Mistral AI, founded earlier this year by alums from Google’s DeepMind and Meta, aims to “make AI useful” for enterprises by solely utilizing publicly available data and customer-contributed data. The company has now taken a big step towards this goal by providing teams with Mistral 7B, a small-sized model capable of low-latency text summarization, classification, text completion, and code completion.
Outperforming the Competition
Mistral AI claims that Mistral 7B already surpasses its open-source competitors in performance. In benchmark tests covering a wide range of tasks, Mistral 7B consistently outperforms Llama 2 7B and 13B, two popular models. For example, in the Massive Multitask Language Understanding (MMLU) test, Mistral 7B achieved an accuracy of 60.1%, while Llama 2 7B and 13B only achieved slightly above 44% and 55%, respectively. Additionally, Mistral 7B demonstrated higher accuracy in tests gauging commonsense reasoning and reading comprehension compared to the Llama models.

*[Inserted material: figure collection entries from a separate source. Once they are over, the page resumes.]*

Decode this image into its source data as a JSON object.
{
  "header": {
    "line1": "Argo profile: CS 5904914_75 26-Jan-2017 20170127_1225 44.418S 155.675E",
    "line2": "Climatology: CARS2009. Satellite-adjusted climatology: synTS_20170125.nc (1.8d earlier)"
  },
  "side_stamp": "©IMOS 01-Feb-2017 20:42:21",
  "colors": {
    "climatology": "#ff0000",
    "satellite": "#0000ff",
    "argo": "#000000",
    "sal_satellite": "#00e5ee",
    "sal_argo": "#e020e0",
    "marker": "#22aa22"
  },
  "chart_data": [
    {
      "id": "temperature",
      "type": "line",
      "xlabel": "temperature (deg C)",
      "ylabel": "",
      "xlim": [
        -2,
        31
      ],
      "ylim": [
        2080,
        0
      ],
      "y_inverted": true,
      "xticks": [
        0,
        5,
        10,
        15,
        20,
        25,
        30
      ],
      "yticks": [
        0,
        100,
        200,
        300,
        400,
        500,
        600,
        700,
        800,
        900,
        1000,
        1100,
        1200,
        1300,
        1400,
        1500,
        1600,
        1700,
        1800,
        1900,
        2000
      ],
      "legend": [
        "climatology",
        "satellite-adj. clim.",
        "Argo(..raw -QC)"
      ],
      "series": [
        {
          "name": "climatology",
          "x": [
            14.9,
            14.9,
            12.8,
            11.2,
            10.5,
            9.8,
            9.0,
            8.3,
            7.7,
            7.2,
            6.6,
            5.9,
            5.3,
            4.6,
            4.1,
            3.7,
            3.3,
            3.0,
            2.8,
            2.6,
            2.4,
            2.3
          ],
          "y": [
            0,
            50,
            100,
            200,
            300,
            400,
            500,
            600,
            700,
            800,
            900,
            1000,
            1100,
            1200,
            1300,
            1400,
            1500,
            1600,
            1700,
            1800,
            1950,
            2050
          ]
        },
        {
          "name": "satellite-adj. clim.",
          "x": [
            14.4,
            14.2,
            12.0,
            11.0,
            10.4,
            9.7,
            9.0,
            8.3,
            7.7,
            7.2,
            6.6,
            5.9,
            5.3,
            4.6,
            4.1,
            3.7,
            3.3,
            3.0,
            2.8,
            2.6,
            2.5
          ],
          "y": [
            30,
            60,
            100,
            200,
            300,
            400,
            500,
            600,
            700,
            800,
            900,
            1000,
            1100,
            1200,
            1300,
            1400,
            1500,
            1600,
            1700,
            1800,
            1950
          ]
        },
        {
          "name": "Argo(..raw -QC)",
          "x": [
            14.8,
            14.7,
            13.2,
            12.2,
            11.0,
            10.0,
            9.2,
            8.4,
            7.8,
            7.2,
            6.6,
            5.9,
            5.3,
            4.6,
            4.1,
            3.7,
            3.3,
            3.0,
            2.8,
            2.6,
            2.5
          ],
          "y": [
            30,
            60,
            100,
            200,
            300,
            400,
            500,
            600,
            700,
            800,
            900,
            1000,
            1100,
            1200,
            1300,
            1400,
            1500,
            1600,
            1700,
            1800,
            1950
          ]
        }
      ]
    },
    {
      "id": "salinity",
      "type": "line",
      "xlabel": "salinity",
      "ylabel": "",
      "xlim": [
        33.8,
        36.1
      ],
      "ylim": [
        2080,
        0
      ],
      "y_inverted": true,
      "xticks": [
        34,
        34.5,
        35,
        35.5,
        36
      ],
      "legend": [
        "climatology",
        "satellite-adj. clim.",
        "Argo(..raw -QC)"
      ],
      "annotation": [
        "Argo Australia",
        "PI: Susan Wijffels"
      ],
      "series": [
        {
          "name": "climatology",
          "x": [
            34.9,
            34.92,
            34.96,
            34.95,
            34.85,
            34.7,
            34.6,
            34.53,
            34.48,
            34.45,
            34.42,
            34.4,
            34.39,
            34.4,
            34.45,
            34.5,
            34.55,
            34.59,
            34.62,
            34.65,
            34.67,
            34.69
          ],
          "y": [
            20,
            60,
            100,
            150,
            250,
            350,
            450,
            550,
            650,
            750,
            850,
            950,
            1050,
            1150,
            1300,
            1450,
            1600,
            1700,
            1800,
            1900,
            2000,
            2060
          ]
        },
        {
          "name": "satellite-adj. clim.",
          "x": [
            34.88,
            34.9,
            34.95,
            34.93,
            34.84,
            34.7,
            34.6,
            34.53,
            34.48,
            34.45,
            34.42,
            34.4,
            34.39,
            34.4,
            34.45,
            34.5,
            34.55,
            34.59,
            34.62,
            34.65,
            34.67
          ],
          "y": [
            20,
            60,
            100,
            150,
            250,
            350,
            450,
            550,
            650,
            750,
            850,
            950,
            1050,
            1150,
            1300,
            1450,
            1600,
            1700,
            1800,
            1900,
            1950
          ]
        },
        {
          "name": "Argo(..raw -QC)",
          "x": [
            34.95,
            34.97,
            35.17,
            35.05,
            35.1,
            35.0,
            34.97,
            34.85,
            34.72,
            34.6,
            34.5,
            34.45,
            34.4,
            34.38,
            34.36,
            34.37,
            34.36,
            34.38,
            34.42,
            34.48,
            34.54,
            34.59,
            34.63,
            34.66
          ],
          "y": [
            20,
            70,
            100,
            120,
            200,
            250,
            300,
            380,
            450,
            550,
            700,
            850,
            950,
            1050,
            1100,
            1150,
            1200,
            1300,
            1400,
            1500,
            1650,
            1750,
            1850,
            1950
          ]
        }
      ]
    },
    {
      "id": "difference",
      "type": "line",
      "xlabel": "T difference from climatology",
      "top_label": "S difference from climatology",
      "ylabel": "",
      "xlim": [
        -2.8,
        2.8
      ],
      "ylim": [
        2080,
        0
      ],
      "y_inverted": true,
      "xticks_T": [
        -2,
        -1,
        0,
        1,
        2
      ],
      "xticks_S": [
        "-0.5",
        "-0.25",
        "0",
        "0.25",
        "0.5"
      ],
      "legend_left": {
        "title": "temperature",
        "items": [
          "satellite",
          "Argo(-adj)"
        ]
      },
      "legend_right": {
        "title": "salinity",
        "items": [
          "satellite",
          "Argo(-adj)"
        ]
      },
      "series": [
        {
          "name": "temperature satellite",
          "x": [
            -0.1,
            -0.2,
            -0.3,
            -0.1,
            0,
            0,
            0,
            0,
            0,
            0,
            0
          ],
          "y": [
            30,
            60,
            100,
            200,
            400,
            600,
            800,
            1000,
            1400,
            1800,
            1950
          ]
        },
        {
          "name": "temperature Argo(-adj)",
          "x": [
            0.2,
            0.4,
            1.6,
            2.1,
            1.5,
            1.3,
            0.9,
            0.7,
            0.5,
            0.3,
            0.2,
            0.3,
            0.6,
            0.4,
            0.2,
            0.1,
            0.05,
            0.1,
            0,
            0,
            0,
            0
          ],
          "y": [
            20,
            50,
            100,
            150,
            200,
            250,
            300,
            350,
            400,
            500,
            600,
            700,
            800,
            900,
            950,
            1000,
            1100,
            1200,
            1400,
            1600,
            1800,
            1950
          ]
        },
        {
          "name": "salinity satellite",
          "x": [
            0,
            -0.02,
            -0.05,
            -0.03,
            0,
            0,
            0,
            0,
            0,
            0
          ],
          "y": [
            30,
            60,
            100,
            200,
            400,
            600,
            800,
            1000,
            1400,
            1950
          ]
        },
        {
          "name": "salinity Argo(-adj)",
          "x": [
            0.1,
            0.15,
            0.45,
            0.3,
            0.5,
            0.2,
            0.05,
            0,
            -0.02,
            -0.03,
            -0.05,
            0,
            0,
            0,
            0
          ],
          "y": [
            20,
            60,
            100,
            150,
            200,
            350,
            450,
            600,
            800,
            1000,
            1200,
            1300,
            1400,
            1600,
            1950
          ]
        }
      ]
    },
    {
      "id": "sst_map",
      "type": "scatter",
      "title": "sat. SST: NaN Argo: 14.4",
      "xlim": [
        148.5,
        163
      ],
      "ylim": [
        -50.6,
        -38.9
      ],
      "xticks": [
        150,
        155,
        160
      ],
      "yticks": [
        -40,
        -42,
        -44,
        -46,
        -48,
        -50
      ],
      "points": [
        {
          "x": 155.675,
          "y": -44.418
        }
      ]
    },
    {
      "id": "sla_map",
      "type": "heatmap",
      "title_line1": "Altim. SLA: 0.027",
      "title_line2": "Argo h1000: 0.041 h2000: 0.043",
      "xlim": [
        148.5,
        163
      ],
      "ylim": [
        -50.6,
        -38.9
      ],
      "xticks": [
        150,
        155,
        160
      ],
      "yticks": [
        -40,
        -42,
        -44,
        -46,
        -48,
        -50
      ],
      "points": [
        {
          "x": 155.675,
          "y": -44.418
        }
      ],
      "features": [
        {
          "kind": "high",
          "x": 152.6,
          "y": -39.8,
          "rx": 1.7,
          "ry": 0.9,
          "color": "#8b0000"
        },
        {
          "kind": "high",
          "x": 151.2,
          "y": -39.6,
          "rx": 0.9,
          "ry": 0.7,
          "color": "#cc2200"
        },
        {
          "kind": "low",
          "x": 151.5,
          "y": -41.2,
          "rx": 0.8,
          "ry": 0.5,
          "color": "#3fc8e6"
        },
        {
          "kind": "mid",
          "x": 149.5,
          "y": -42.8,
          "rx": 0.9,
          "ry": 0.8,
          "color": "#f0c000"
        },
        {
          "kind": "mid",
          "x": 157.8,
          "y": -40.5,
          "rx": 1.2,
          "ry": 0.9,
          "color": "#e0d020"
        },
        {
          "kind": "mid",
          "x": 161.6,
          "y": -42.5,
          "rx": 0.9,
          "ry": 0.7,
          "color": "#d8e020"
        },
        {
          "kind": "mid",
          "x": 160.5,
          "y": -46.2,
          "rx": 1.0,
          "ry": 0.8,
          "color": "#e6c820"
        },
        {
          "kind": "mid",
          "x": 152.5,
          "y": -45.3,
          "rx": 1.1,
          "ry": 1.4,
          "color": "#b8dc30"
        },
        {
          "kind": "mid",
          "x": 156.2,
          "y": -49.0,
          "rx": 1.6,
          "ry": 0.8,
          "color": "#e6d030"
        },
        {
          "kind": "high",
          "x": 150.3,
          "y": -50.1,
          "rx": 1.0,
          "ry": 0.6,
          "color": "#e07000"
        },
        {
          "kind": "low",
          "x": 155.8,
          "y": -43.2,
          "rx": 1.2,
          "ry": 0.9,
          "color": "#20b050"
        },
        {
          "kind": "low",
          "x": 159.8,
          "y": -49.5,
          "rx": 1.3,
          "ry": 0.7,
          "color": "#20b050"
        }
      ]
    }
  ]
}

Limited parameter count is the only area where Llama 2 13B matched Mistral 7B, affecting performance in the world knowledge test. Mistral attributes this difference to the model’s constraints on knowledge compression due to its parameter count. Despite this, Mistral 7B still outperformed Llama 2 13B on all metrics.
Potential Benefits for Businesses
Mistral’s demonstration of a small model delivering high performance across various tasks could bring significant benefits to businesses. Mistral 7B can deliver performance equivalent to a Llama 2 model more than three times its size (23 billion parameters) in the MMLU test. This not only saves memory but also provides cost benefits without compromising final outputs.
The company attributes faster inference speed to its use of a sliding window attention (SWA) mechanism called grouped-query attention (GQA). Mistral 7B also handles longer sequences at a smaller cost using SWA. In practice, these improvements result in a 2x speed enhancement for a sequence length of 16k with a window of 4k.
Mistral AI plans to continue its work by releasing a larger model capable of better reasoning and working in multiple languages. This model is expected to debut in 2024. In the meantime, Mistral 7B can be deployed anywhere, from local environments to major cloud platforms like AWS, GCP, or Azure, using the company’s reference implementation and vLLM inference server.